A atividade não possui controle por parte da Agência de Fiscalização do DF (Agefis). Mesmo com reunião em setembro do ano passado durante audiência pública na Câmara Legislativa, o presidente do Sindicato dos Vendedores Ambulantes do DF (SINDVAMB), Bartolomeu Gonçalves, reivindicou a normatização da atividade. Que existe somente um documento que se refere indiretamente a categoria (em negrito abaixo). É um decreto de lei antigo, Nº 2.041, de 27 de fevereiro de 1940 com o seguinte objetivo:

Art. 1º. Esta lei regula o exercício do comércio ambulante, de vendedores ou compradores, por conta própria ou de terceiros, em logradouros públicos ou locais de acesso franqueado ao público.

Especializado em direito trabalhista, o advogado Wagner Dias, 53 anos, reforça esse argumento ao dizer que diante desse impasse no controle, cabe à empresa falar sim ou não para a atividade desses vendedores. “O ônibus é uma propriedade particular, privada, e o destino é outro, a mobilidade urbana. Porém, o ambulante é uma forma de trabalho autônomo”, o advogado reforça que o Decreto de lei citado anteriormente na matéria é o único voltado para essa atividade em especial. A assessora das empresas de ônibus do DF (Pioneira, Piracicabana, São José, Marechal, HP-ITA, TCB) não quis falar sobre o tema. Já o DFtrans foi procurado pela reportagem, mas não retornou as ligações. E a assessoria de imprensa da Polícia Militar – DF disse que, não há policiamento em cima da atividade.

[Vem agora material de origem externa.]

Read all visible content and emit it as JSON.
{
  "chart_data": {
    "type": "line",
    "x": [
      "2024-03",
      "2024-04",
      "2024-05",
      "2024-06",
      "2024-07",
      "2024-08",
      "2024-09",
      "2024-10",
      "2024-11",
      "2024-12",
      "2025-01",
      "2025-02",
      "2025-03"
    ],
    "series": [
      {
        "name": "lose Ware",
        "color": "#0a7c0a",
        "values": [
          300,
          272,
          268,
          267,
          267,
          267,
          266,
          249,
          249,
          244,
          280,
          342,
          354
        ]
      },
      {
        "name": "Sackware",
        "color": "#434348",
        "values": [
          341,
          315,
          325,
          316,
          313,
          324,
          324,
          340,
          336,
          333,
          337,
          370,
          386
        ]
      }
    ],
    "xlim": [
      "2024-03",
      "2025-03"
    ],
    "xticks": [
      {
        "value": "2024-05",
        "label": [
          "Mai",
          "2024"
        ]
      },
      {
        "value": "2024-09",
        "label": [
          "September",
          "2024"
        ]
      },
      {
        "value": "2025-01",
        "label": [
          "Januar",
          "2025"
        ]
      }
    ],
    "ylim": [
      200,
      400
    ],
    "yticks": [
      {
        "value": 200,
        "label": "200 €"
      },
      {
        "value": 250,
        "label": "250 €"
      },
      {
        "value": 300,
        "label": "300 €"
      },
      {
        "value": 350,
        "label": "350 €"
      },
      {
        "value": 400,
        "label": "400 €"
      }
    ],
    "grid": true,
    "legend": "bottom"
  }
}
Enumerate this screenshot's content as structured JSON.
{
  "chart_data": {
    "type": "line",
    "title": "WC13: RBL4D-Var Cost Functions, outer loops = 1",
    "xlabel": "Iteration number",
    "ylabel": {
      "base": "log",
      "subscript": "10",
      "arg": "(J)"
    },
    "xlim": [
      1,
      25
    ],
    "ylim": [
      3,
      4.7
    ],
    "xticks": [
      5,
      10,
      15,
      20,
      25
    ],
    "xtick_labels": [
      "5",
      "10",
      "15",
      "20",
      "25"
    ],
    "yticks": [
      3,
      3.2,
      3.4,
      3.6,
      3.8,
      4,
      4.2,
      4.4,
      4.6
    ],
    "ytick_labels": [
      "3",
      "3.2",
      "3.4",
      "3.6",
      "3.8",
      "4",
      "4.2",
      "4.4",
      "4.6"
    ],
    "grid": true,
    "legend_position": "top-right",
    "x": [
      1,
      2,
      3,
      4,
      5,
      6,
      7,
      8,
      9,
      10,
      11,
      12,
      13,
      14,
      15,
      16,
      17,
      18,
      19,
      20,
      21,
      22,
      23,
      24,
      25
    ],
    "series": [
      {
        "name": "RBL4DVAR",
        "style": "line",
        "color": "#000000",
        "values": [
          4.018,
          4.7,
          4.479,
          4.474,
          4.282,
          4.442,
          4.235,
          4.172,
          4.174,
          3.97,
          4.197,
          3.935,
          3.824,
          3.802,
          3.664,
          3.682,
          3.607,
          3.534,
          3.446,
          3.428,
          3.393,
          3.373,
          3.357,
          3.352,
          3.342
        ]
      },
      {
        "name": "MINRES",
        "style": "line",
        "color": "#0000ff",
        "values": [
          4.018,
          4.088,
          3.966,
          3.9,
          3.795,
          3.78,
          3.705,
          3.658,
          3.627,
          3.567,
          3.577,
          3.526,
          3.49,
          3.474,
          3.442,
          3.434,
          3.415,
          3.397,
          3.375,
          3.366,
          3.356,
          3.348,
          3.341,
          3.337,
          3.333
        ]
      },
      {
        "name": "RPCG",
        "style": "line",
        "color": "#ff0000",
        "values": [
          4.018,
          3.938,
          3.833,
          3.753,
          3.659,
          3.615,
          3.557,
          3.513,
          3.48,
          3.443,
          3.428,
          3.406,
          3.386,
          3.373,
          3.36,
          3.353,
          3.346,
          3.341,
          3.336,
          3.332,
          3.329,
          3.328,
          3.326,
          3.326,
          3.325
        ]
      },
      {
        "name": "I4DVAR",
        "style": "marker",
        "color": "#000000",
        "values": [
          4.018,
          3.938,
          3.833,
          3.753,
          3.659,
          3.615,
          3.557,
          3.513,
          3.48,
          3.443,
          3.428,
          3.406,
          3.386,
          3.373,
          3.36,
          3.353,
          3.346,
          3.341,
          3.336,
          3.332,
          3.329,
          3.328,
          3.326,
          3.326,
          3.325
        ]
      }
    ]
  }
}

Se tem um impasse, uma zona nebulosa que ninguém permite, ninguém proíbe, caberia só a empresa falar sim ou falar não. Se o Estado falar não, cabe a ele fiscalizar, a Agefis, Secretaria de Transporte e a própria empresa de ônibus tem que fiscalizar o cumprimento ou a vedação”, diz o advogado Wagner Dias

 

O presidente da Fecomércio-DF, Adelmir Santana, considera adequado todo tipo de comércio formal. “Desde que seja feito de forma passageira e aleatória, sem que o vendedor monte um ponto dentro do veículo ou escolha sempre o mesmo ônibus”.

Pelos bancos, passageiros sentados vão de parada em parada até chegar ao destino final. A passageira Ana Luiz Paes, trabalha no Setor Gráfico como operadora analítica em telemarketing e na volta para Planaltina, onde mora, sempre vê um vendedor entrar no ônibus. Ela diz que o tom de voz de alguns é bem alto. “Às vezes estou com dor de cabeça”, declara ela, que costuma comprar água dos vendedores quando está com sede. Sobre o trabalho ser válido ou não, opinou.

É válido, eles estão trabalhando ali como qualquer outra pessoa, estão fazendo um trabalho digno ne. Muitos são pais de família, desempregados, e essa renda extra pra eles ajuda”.

A empresa fala que estamos dando carona para eles. E pedem para nós não deixarmos os vendedores entrarem por atrasarem a rota e dificultarem a circulação dos passageiros”, informou o motorista Wevlaney Santos, de 38 anos, que às vezes, deixa os vendedores entrarem pela amizade, mesmo com o pedido da empresa. O mesmo disse Vilmar Ferreira, a favor da atividade. “É uma maneira de ganhar dinheiro, e o mundo tem que crescer”.

mar4

O morador de Valparaíso-GO, Claudionor Lima (acima), 24 anos, além de ser vendedor autônomo na área, trabalha de 8h às 14h como garçom na Secretaria Executiva do Ministério do Transporte. Começou aos 9 anos como vendedor ambulante, quando saía da escola de manhã direto para o trabalho. Parou aos 13 devido a morte da mãe que o chocou muito, mas voltou ao trabalho seis meses atrás. Com 3 filhos, e outro no 8º mês de gestação. Ele compra as mercadorias na loja Alegria doces, no Conic. E conseguiria uma renda mensal de R$ 3,5 mil. Mas explica que trabalha em outro local. “A gente sempre se ajuda com dinheiro emprestado, mas eu trabalho mais pela grana. E além de ser garçom na Secretaria, faço um bico no restaurante Patu Anu no Park Way, na mesma função”, concluiu ele que disse ter o chocolate como o produto mais lucrativo. Ele pretende estudar engenharia mecatrônica com o acúmulo da renda.